Lina tucked her chin, staring up at him like a mouse to a cat. “You say you want to help, and teach, but the only thing people like you want is to flaunt your power over others.”

He couldn’t help but laugh. “Whoever you imagine I am, I’m not.”

One more, then, for fun, to see what she’d do. Kai snapped his fingers, sending one of Cynthia’s ice daggers flying, its tip pointed at Lina’s gut. Not a killing shot, he reasoned: an experiment.

Unfortunately he was the only scientist here, it seemed, because Ione gasped and threw an arm out, conjuring one last wave tall enough to shield them both.

It was an excellent shield. But Kai only had a second to pat himself on the back before he felt the air shift behind him. He ducked, his heart thudding to see River’s leg swinging just over him, right where his head had been.

“Celestial fucking Pearl,” Kai laughed, leaping backwards. “Is there no end to mundane henchmen trying my patience? It’s Her Ladyship I’m here to teach.”

The others fell into place.
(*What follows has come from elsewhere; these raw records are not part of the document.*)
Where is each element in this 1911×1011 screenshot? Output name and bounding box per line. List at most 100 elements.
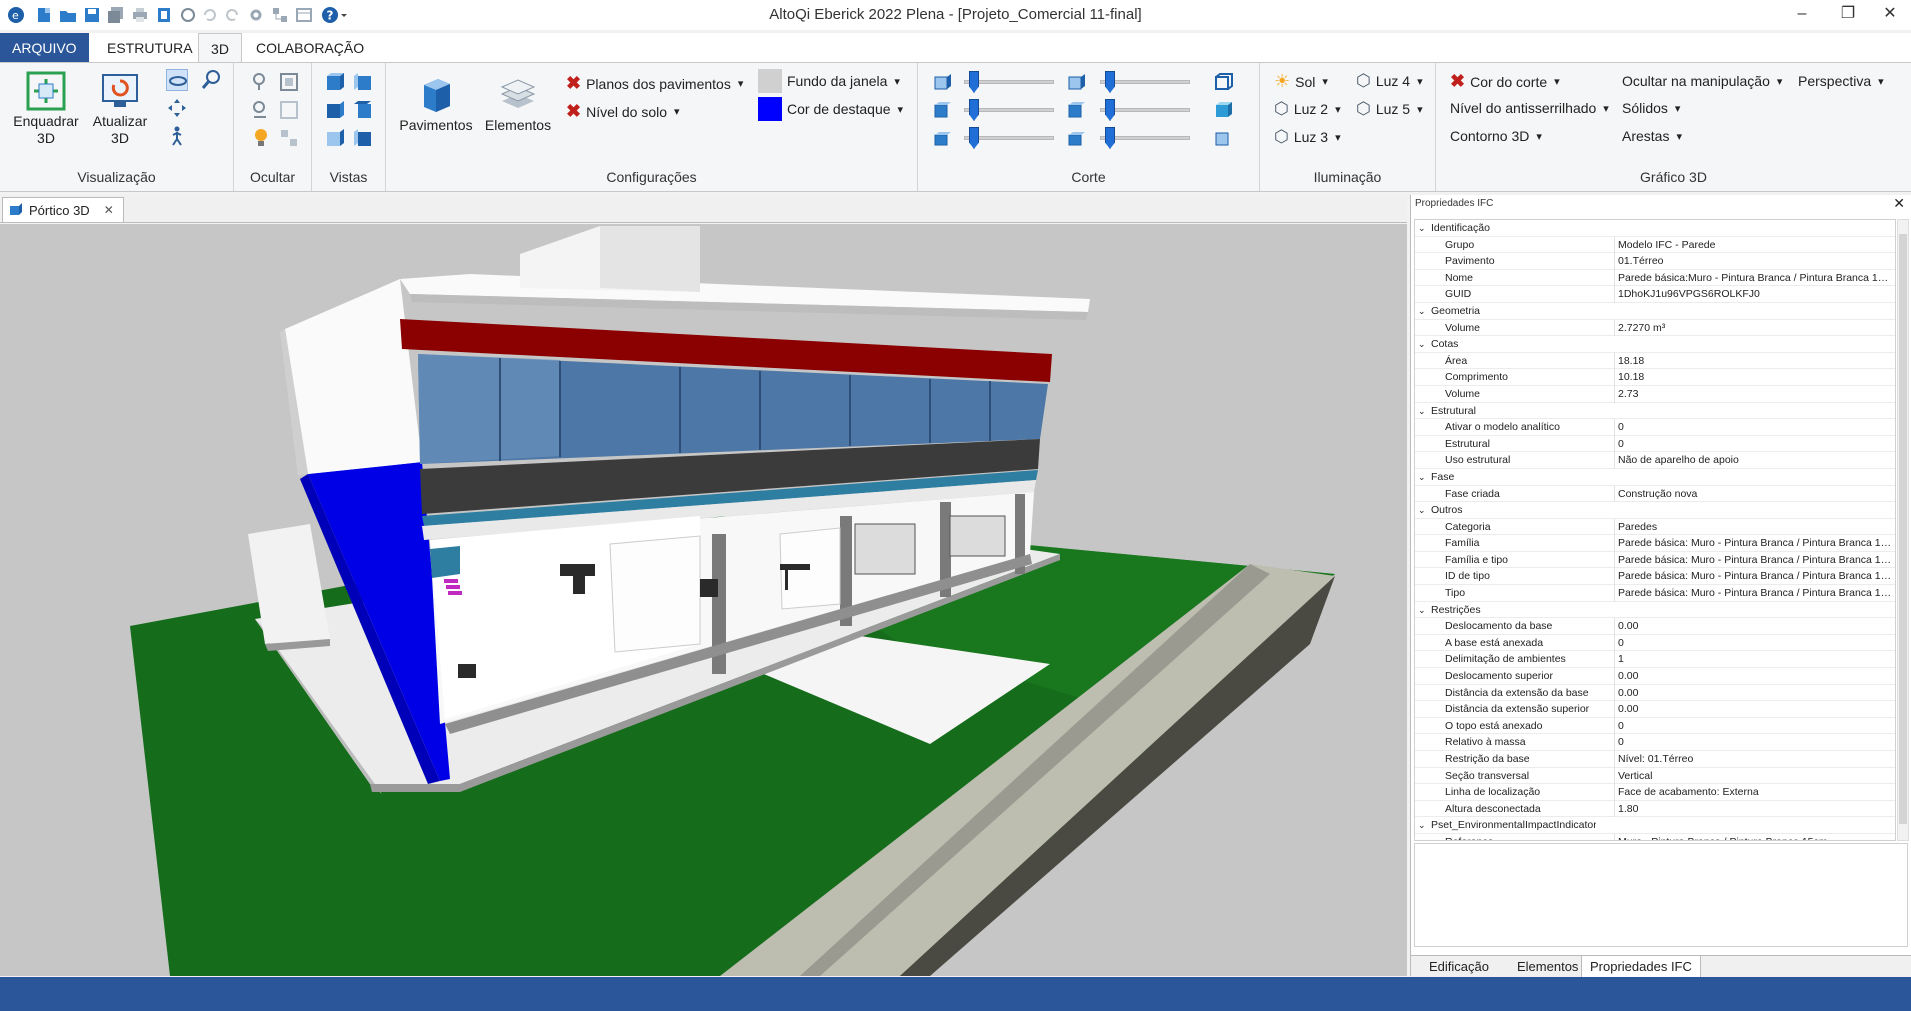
zoom-icon[interactable]: [200, 69, 222, 91]
property-value[interactable]: Parede básica:Muro - Pintura Branca / Pi…: [1614, 269, 1894, 287]
property-row[interactable]: Relativo à massa 0: [1415, 734, 1895, 751]
section-solid-icon[interactable]: [1212, 99, 1234, 121]
property-row[interactable]: Família e tipo Parede básica: Muro - Pint…: [1415, 551, 1895, 569]
view-back-icon[interactable]: [352, 71, 374, 93]
doc-tab-portico-3d[interactable]: Pórtico 3D ✕: [2, 197, 124, 222]
property-value[interactable]: Nível: 01.Térreo: [1614, 751, 1894, 768]
chevron-down-icon[interactable]: ⌄: [1418, 303, 1426, 320]
tab-elementos[interactable]: Elementos: [1509, 956, 1586, 978]
property-row[interactable]: Linha de localização Face de acabamento: …: [1415, 784, 1895, 801]
chevron-down-icon[interactable]: ⌄: [1418, 469, 1426, 486]
corte-slider-6[interactable]: [1100, 127, 1190, 149]
property-value[interactable]: 1DhoKJ1u96VPGS6ROLKFJ0: [1614, 286, 1894, 303]
slider-knob[interactable]: [1105, 71, 1115, 93]
property-value[interactable]: 1: [1614, 651, 1894, 669]
property-value[interactable]: Vertical: [1614, 767, 1894, 785]
nivel-solo-dropdown[interactable]: ✖ Nível do solo: [566, 101, 680, 122]
tab-arquivo[interactable]: ARQUIVO: [0, 33, 89, 63]
show-group-icon[interactable]: [278, 99, 300, 121]
property-category[interactable]: ⌄ Restrições: [1415, 601, 1895, 619]
corte-slider-2[interactable]: [964, 99, 1054, 121]
view-bottom-icon[interactable]: [352, 127, 374, 149]
property-value[interactable]: 0.00: [1614, 701, 1894, 718]
property-row[interactable]: O topo está anexado 0: [1415, 717, 1895, 735]
antisserrilhado-dropdown[interactable]: Nível do antisserrilhado: [1450, 100, 1609, 116]
chevron-down-icon[interactable]: ⌄: [1418, 403, 1426, 420]
section-reset-icon[interactable]: [1212, 127, 1234, 149]
orbit-icon[interactable]: [166, 69, 188, 91]
property-category[interactable]: ⌄ Identificação: [1415, 220, 1895, 237]
close-icon[interactable]: ✕: [104, 203, 114, 217]
walk-icon[interactable]: [166, 125, 188, 147]
property-value[interactable]: Construção nova: [1614, 485, 1894, 503]
cut-plane-y-icon[interactable]: [932, 99, 954, 121]
property-value[interactable]: 0: [1614, 717, 1894, 735]
tab-colaboracao[interactable]: COLABORAÇÃO: [244, 33, 376, 63]
chevron-down-icon[interactable]: ⌄: [1418, 817, 1426, 834]
property-value[interactable]: Paredes: [1614, 518, 1894, 536]
property-row[interactable]: Pavimento 01.Térreo: [1415, 253, 1895, 270]
property-value[interactable]: 0: [1614, 634, 1894, 652]
luz2-dropdown[interactable]: ⬡ Luz 2: [1274, 99, 1341, 119]
pan-icon[interactable]: [166, 97, 188, 119]
enquadrar-3d-button[interactable]: Enquadrar 3D: [8, 71, 84, 147]
fundo-janela-dropdown[interactable]: Fundo da janela: [758, 69, 900, 93]
tab-estrutura[interactable]: ESTRUTURA: [95, 33, 205, 63]
isolate-icon[interactable]: [278, 127, 300, 149]
planos-pavimentos-dropdown[interactable]: ✖ Planos dos pavimentos: [566, 73, 743, 94]
property-row[interactable]: ID de tipo Parede básica: Muro - Pintura …: [1415, 568, 1895, 586]
arestas-dropdown[interactable]: Arestas: [1622, 128, 1682, 144]
corte-slider-4[interactable]: [1100, 71, 1190, 93]
close-button[interactable]: ✕: [1868, 2, 1911, 28]
restore-button[interactable]: ❐: [1826, 2, 1870, 28]
view-left-icon[interactable]: [324, 99, 346, 121]
property-grid-scrollbar[interactable]: [1897, 219, 1909, 841]
property-row[interactable]: Área 18.18: [1415, 352, 1895, 370]
corte-slider-1[interactable]: [964, 71, 1054, 93]
view-right-icon[interactable]: [352, 99, 374, 121]
slider-knob[interactable]: [969, 127, 979, 149]
property-value[interactable]: Parede básica: Muro - Pintura Branca / P…: [1614, 535, 1894, 552]
cor-destaque-dropdown[interactable]: Cor de destaque: [758, 97, 903, 121]
slider-knob[interactable]: [969, 71, 979, 93]
property-value[interactable]: Muro - Pintura Branca / Pintura Branca 1…: [1614, 833, 1894, 840]
property-value[interactable]: 2.73: [1614, 385, 1894, 403]
cut-plane-z-icon[interactable]: [932, 127, 954, 149]
chevron-down-icon[interactable]: ⌄: [1418, 220, 1426, 237]
tab-propriedades-ifc[interactable]: Propriedades IFC: [1581, 956, 1701, 978]
view-top-icon[interactable]: [324, 127, 346, 149]
cor-corte-dropdown[interactable]: ✖ Cor do corte: [1450, 71, 1560, 92]
pavimentos-button[interactable]: Pavimentos: [398, 75, 474, 134]
property-value[interactable]: Face de acabamento: Externa: [1614, 784, 1894, 801]
cut-plane-z2-icon[interactable]: [1066, 127, 1088, 149]
property-category[interactable]: ⌄ Cotas: [1415, 336, 1895, 353]
property-row[interactable]: Distância da extensão da base 0.00: [1415, 684, 1895, 702]
property-row[interactable]: Distância da extensão superior 0.00: [1415, 701, 1895, 718]
chevron-down-icon[interactable]: ⌄: [1418, 336, 1426, 353]
property-value[interactable]: Não de aparelho de apoio: [1614, 452, 1894, 469]
corte-slider-5[interactable]: [1100, 99, 1190, 121]
property-value[interactable]: 2.7270 m³: [1614, 319, 1894, 337]
property-row[interactable]: Volume 2.7270 m³: [1415, 319, 1895, 337]
tab-edificacao[interactable]: Edificação: [1421, 956, 1497, 978]
property-value[interactable]: 10.18: [1614, 369, 1894, 386]
property-row[interactable]: Reference Muro - Pintura Branca / Pintura…: [1415, 833, 1895, 840]
property-value[interactable]: 0.00: [1614, 618, 1894, 635]
property-category[interactable]: ⌄ Fase: [1415, 468, 1895, 486]
chevron-down-icon[interactable]: ⌄: [1418, 502, 1426, 519]
property-row[interactable]: Deslocamento superior 0.00: [1415, 668, 1895, 685]
property-row[interactable]: Família Parede básica: Muro - Pintura Bra…: [1415, 535, 1895, 552]
scrollbar-thumb[interactable]: [1899, 234, 1907, 824]
hide-group-icon[interactable]: [278, 71, 300, 93]
solidos-dropdown[interactable]: Sólidos: [1622, 100, 1680, 116]
luz4-dropdown[interactable]: ⬡ Luz 4: [1356, 71, 1423, 91]
property-row[interactable]: Grupo Modelo IFC - Parede: [1415, 236, 1895, 254]
property-value[interactable]: Parede básica: Muro - Pintura Branca / P…: [1614, 585, 1894, 602]
property-value[interactable]: 18.18: [1614, 352, 1894, 370]
property-row[interactable]: Categoria Paredes: [1415, 518, 1895, 536]
luz3-dropdown[interactable]: ⬡ Luz 3: [1274, 127, 1341, 147]
property-row[interactable]: Altura desconectada 1.80: [1415, 800, 1895, 818]
contorno-3d-dropdown[interactable]: Contorno 3D: [1450, 128, 1542, 144]
property-row[interactable]: Seção transversal Vertical: [1415, 767, 1895, 785]
property-category[interactable]: ⌄ Outros: [1415, 502, 1895, 519]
Cynthia, standing in front of Ione and Lina with a dagger in each hand; Lina, holding Ione back as she made creative threats against Kai’s life.

A couple of guards had filed in from the altarhouse, checking on Ione and then wisely staying away, and that was all Kai could afford to note before River lunged again.

River hadn’t retrieved his sword, but he was devastating enough without.

He moved like mercury, fluid and beautiful in a way that brought Kai back to his teenaged years, fist-fighting his brothers or other crewmen for glory, for a bottle of verdure, for anything.

Kai pivoted, raising a heavy stream of ice, and grinned like a madman when River kicked it cleanly in half and dived at him, fists bared.